Bachelor of Science, Computer Science, 2018
University of Virginia, Charlottesville, VA
|Programming Languages||Python, C++, Java, Ruby, C#, C, (Ba)sh|
|Machine Learning Framework||Tensorflow/Keras, Pytorch|
Co-location and Co-equipment Convolutional Neural Network
2018 - present
Trained a Convolutional Neural Network with Triplet Loss Architecture to extract features from raw sensory data, creating embeddings where sensors of the same group are closer than those of different group. In the embedding space, I calculated the pairwise distances and with a Genetic Algorithm clustered sensors under the contraints of number of each type of sensor in each group. The algorithm has achieved over 85% accuracy on both co-location (belonging to the same room) and co-equipment (belonging to the same control unit) dataset.
Automatically Co-locate Raw Sensory data of Building Sensors
Extracts features from raw sensory data with Canny Edge detector
Encodes signal that maximizes the Pearson Correlation Coefficient difference between in-group and out-group sensors, with a CNN-based Siamese network trained by Triplet loss
A genetic algorithm that clusters sensor to maximize the mean intra-group correlation coefficients, which is faster than Integer Linear Programming (linear vs. exponential complexity), and more accurate than approximation by Linear Programming and simulated annealing (both proposed by previous work).
Student Intern (Deep Reinforcement Learning) at Happy Elements
Assisted in building, improving, and accelerating an AI player in python with Tensorflow for a modern mobile game, achieving better winning rate (from ~23% to ~70%, higher than average human), and 4 – 5 times better performance, by changing the training program and model:
- Distributed work across servers with asynchronous workers and backpropagations;
- Implemented Gradients broadcast without centralized parameter server;
- Refactored the architecture to fully convolutional, with less overfitting, earlier convergence, and better score.
Teaching Assistant for CS 2102 (Discrete Math) at University of Virginia
2015 Spring – 2016 Spring
Assisted in the teaching of multiple semesters of CS 2102 (Discrete Mathematics) by grading examinations, hosting office hours, and pre-viewing some assignment questions.
Wu, H., Jin, H., Sun, Y., Wang, Y., Ge, M., Chen, Y., & Chi, Y. (2016). Evaluating stereoacuity with 3D shutter glasses technology. BMC Ophthalmology BMC Ophthalmol, 16(1). doi:10.1186/s12886-016-0223-3
Ticket-To-Ride AI Player
Created an AI player (Java) for Ticket-To-Ride that won the first place in the class tournament, by modeling the game with Markov Decision Process.
Created a desktop application that helps generating stereo-images for ophthalmology tests with Python and Qt. It draws stereo symbols with fully customizable size, color, stereo depth, orientation, and places. It generates two formats of stereoimage: plain PNGs and randot images (filled with randomly placed pixels).

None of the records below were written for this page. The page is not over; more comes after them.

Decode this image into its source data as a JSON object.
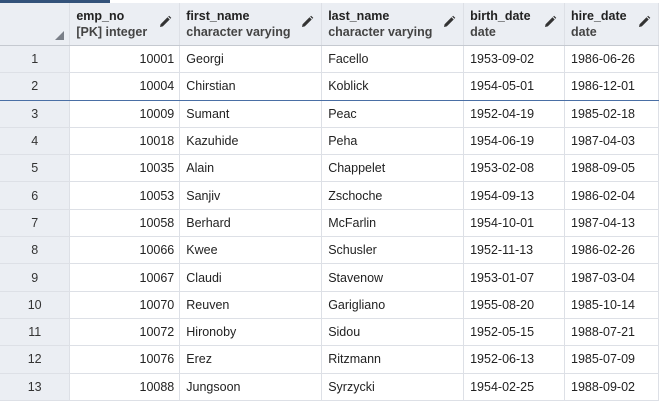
{
  "columns": [
    {
      "name": "",
      "type": ""
    },
    {
      "name": "emp_no",
      "type": "[PK] integer"
    },
    {
      "name": "first_name",
      "type": "character varying"
    },
    {
      "name": "last_name",
      "type": "character varying"
    },
    {
      "name": "birth_date",
      "type": "date"
    },
    {
      "name": "hire_date",
      "type": "date"
    }
  ],
  "rows": [
    {
      "n": "1",
      "emp_no": "10001",
      "first_name": "Georgi",
      "last_name": "Facello",
      "birth_date": "1953-09-02",
      "hire_date": "1986-06-26"
    },
    {
      "n": "2",
      "emp_no": "10004",
      "first_name": "Chirstian",
      "last_name": "Koblick",
      "birth_date": "1954-05-01",
      "hire_date": "1986-12-01"
    },
    {
      "n": "3",
      "emp_no": "10009",
      "first_name": "Sumant",
      "last_name": "Peac",
      "birth_date": "1952-04-19",
      "hire_date": "1985-02-18"
    },
    {
      "n": "4",
      "emp_no": "10018",
      "first_name": "Kazuhide",
      "last_name": "Peha",
      "birth_date": "1954-06-19",
      "hire_date": "1987-04-03"
    },
    {
      "n": "5",
      "emp_no": "10035",
      "first_name": "Alain",
      "last_name": "Chappelet",
      "birth_date": "1953-02-08",
      "hire_date": "1988-09-05"
    },
    {
      "n": "6",
      "emp_no": "10053",
      "first_name": "Sanjiv",
      "last_name": "Zschoche",
      "birth_date": "1954-09-13",
      "hire_date": "1986-02-04"
    },
    {
      "n": "7",
      "emp_no": "10058",
      "first_name": "Berhard",
      "last_name": "McFarlin",
      "birth_date": "1954-10-01",
      "hire_date": "1987-04-13"
    },
    {
      "n": "8",
      "emp_no": "10066",
      "first_name": "Kwee",
      "last_name": "Schusler",
      "birth_date": "1952-11-13",
      "hire_date": "1986-02-26"
    },
    {
      "n": "9",
      "emp_no": "10067",
      "first_name": "Claudi",
      "last_name": "Stavenow",
      "birth_date": "1953-01-07",
      "hire_date": "1987-03-04"
    },
    {
      "n": "10",
      "emp_no": "10070",
      "first_name": "Reuven",
      "last_name": "Garigliano",
      "birth_date": "1955-08-20",
      "hire_date": "1985-10-14"
    },
    {
      "n": "11",
      "emp_no": "10072",
      "first_name": "Hironoby",
      "last_name": "Sidou",
      "birth_date": "1952-05-15",
      "hire_date": "1988-07-21"
    },
    {
      "n": "12",
      "emp_no": "10076",
      "first_name": "Erez",
      "last_name": "Ritzmann",
      "birth_date": "1952-06-13",
      "hire_date": "1985-07-09"
    },
    {
      "n": "13",
      "emp_no": "10088",
      "first_name": "Jungsoon",
      "last_name": "Syrzycki",
      "birth_date": "1954-02-25",
      "hire_date": "1988-09-02"
    }
  ],
  "selected_row": 1,
  "icons": {
    "edit": "pencil-icon",
    "sort_corner": "select-all-corner-icon"
  },
  "colors": {
    "header_bg": "#ebeef3",
    "grid_line": "#dde0e6",
    "accent": "#33527a",
    "selection_line": "#4a6fa5"
  }
}
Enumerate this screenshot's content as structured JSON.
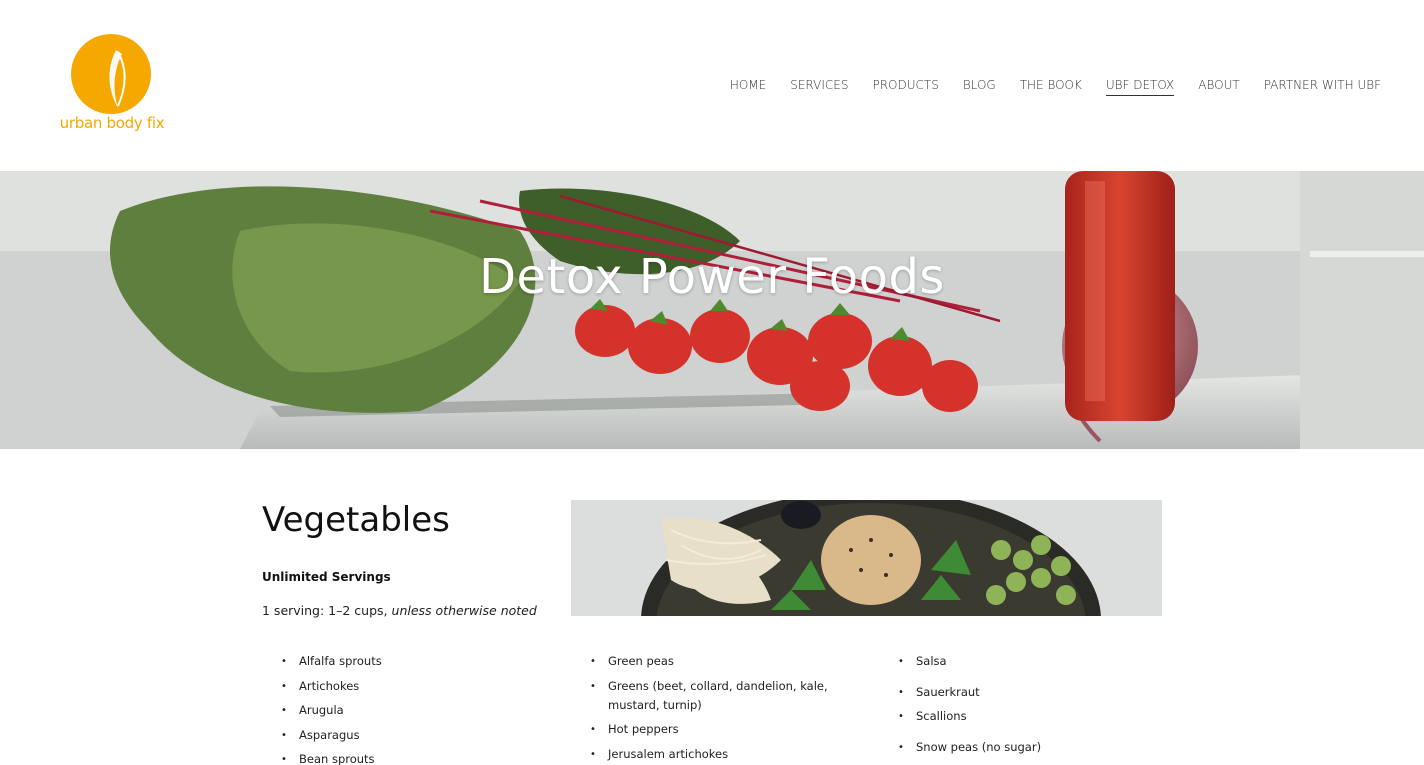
{
  "brand": {
    "name": "urban body fix",
    "accent": "#f5a800"
  },
  "nav": {
    "items": [
      {
        "label": "HOME",
        "active": false
      },
      {
        "label": "SERVICES",
        "active": false
      },
      {
        "label": "PRODUCTS",
        "active": false
      },
      {
        "label": "BLOG",
        "active": false
      },
      {
        "label": "THE BOOK",
        "active": false
      },
      {
        "label": "UBF DETOX",
        "active": true
      },
      {
        "label": "ABOUT",
        "active": false
      },
      {
        "label": "PARTNER WITH UBF",
        "active": false
      }
    ]
  },
  "hero": {
    "title": "Detox Power Foods"
  },
  "section": {
    "title": "Vegetables",
    "subtitle": "Unlimited Servings",
    "serving_prefix": "1 serving: 1–2 cups,",
    "serving_note": "unless otherwise noted"
  },
  "lists": {
    "col1": [
      "Alfalfa sprouts",
      "Artichokes",
      "Arugula",
      "Asparagus",
      "Bean sprouts"
    ],
    "col2": [
      "Green peas",
      "Greens (beet, collard, dandelion, kale, mustard, turnip)",
      "Hot peppers",
      "Jerusalem artichokes"
    ],
    "col3": [
      "Salsa",
      "Sauerkraut",
      "Scallions",
      "Snow peas (no sugar)"
    ]
  }
}
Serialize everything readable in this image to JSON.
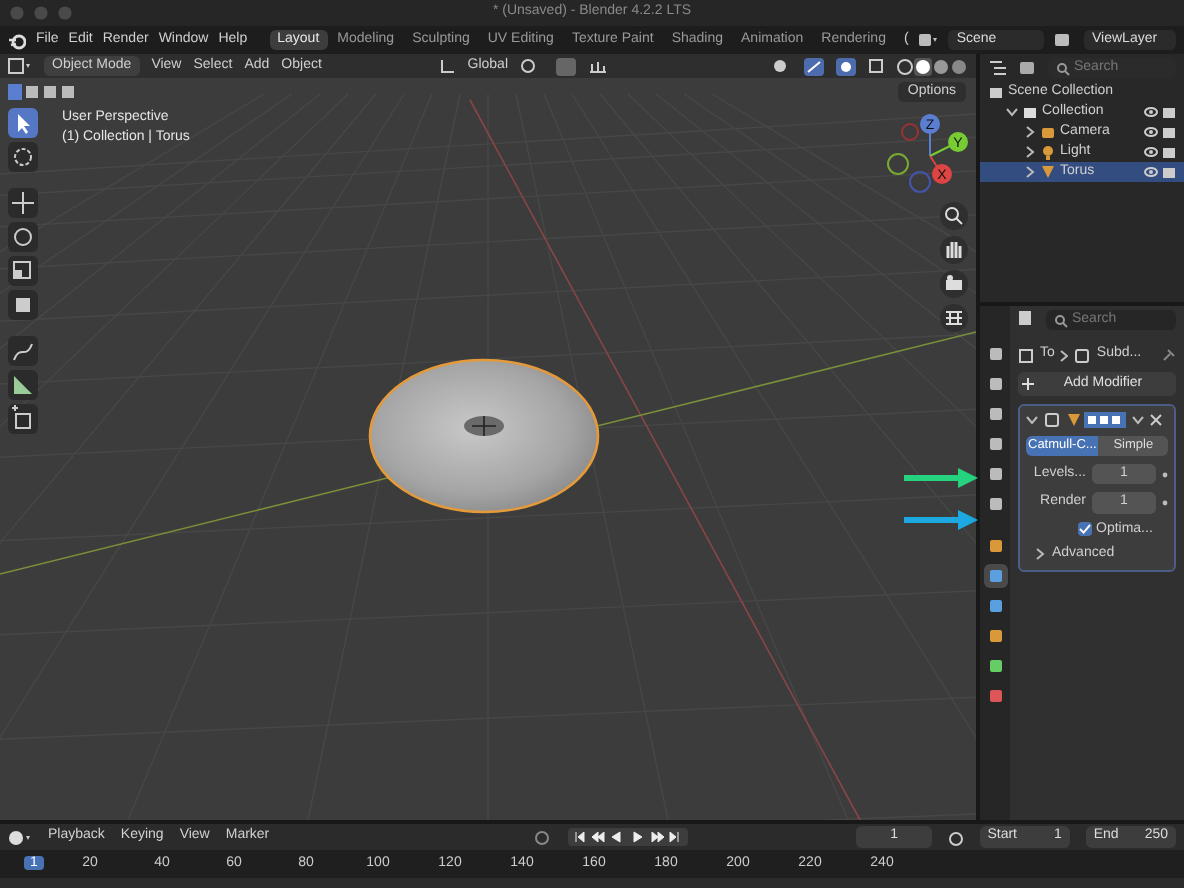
{
  "window": {
    "title": "* (Unsaved) - Blender 4.2.2 LTS"
  },
  "menu": [
    "File",
    "Edit",
    "Render",
    "Window",
    "Help"
  ],
  "workspaces": [
    {
      "label": "Layout",
      "selected": true
    },
    {
      "label": "Modeling",
      "selected": false
    },
    {
      "label": "Sculpting",
      "selected": false
    },
    {
      "label": "UV Editing",
      "selected": false
    },
    {
      "label": "Texture Paint",
      "selected": false
    },
    {
      "label": "Shading",
      "selected": false
    },
    {
      "label": "Animation",
      "selected": false
    },
    {
      "label": "Rendering",
      "selected": false
    }
  ],
  "workspace_overflow": "(",
  "scene": "Scene",
  "view_layer": "ViewLayer",
  "viewport": {
    "mode": "Object Mode",
    "menus": [
      "View",
      "Select",
      "Add",
      "Object"
    ],
    "orientation": "Global",
    "options": "Options",
    "info": [
      "User Perspective",
      "(1) Collection | Torus"
    ],
    "axes": [
      "Z",
      "Y",
      "X"
    ],
    "tools": [
      {
        "selected": true
      },
      {
        "selected": false
      },
      {
        "selected": false
      },
      {
        "selected": false
      },
      {
        "selected": false
      },
      {
        "selected": false
      },
      {
        "selected": false
      },
      {
        "selected": false
      },
      {
        "selected": false
      }
    ]
  },
  "outliner": {
    "search_placeholder": "Search",
    "items": [
      {
        "label": "Scene Collection",
        "children": [
          {
            "label": "Collection",
            "expanded": true,
            "selected": false,
            "children": [
              {
                "label": "Camera",
                "expanded": false,
                "selected": false
              },
              {
                "label": "Light",
                "expanded": false,
                "selected": false
              },
              {
                "label": "Torus",
                "expanded": false,
                "selected": true
              }
            ]
          }
        ]
      }
    ]
  },
  "properties": {
    "search_placeholder": "Search",
    "tabs": [
      {
        "selected": false
      },
      {
        "selected": false
      },
      {
        "selected": false
      },
      {
        "selected": false
      },
      {
        "selected": false
      },
      {
        "selected": false
      },
      {
        "selected": false
      },
      {
        "selected": true
      },
      {
        "selected": false
      },
      {
        "selected": false
      },
      {
        "selected": false
      },
      {
        "selected": false
      }
    ],
    "breadcrumb": [
      "To",
      "Subd..."
    ],
    "add_modifier": "Add Modifier",
    "modifier": {
      "expanded": true,
      "types": [
        {
          "label": "Catmull-C...",
          "selected": true
        },
        {
          "label": "Simple",
          "selected": false
        }
      ],
      "fields": [
        {
          "label": "Levels...",
          "value": "1"
        },
        {
          "label": "Render",
          "value": "1"
        }
      ],
      "optimal": {
        "label": "Optima...",
        "checked": true
      },
      "advanced": {
        "label": "Advanced",
        "expanded": false
      }
    }
  },
  "annotations": [
    {
      "color": "#25d27e"
    },
    {
      "color": "#1ca9e2"
    }
  ],
  "timeline": {
    "menus": [
      "Playback",
      "Keying",
      "View",
      "Marker"
    ],
    "current_frame": "1",
    "start_label": "Start",
    "start": "1",
    "end_label": "End",
    "end": "250",
    "ruler": [
      {
        "label": "1",
        "selected": true
      },
      {
        "label": "20",
        "selected": false
      },
      {
        "label": "40",
        "selected": false
      },
      {
        "label": "60",
        "selected": false
      },
      {
        "label": "80",
        "selected": false
      },
      {
        "label": "100",
        "selected": false
      },
      {
        "label": "120",
        "selected": false
      },
      {
        "label": "140",
        "selected": false
      },
      {
        "label": "160",
        "selected": false
      },
      {
        "label": "180",
        "selected": false
      },
      {
        "label": "200",
        "selected": false
      },
      {
        "label": "220",
        "selected": false
      },
      {
        "label": "240",
        "selected": false
      }
    ]
  }
}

Interpreter for Classroom Object Oriented Language
Created a lexer, a parser, a type system, and interpreter for COOL. It efficiently evaluated a COOL program, could produce annotated AST, and had some debugging capability. The core of the program was written in OCaml.
Wrote a simple shell that can evaluate user input and execute proper program in a separate process. The program was written in C++ on Linux, using POSIX interface for system calls.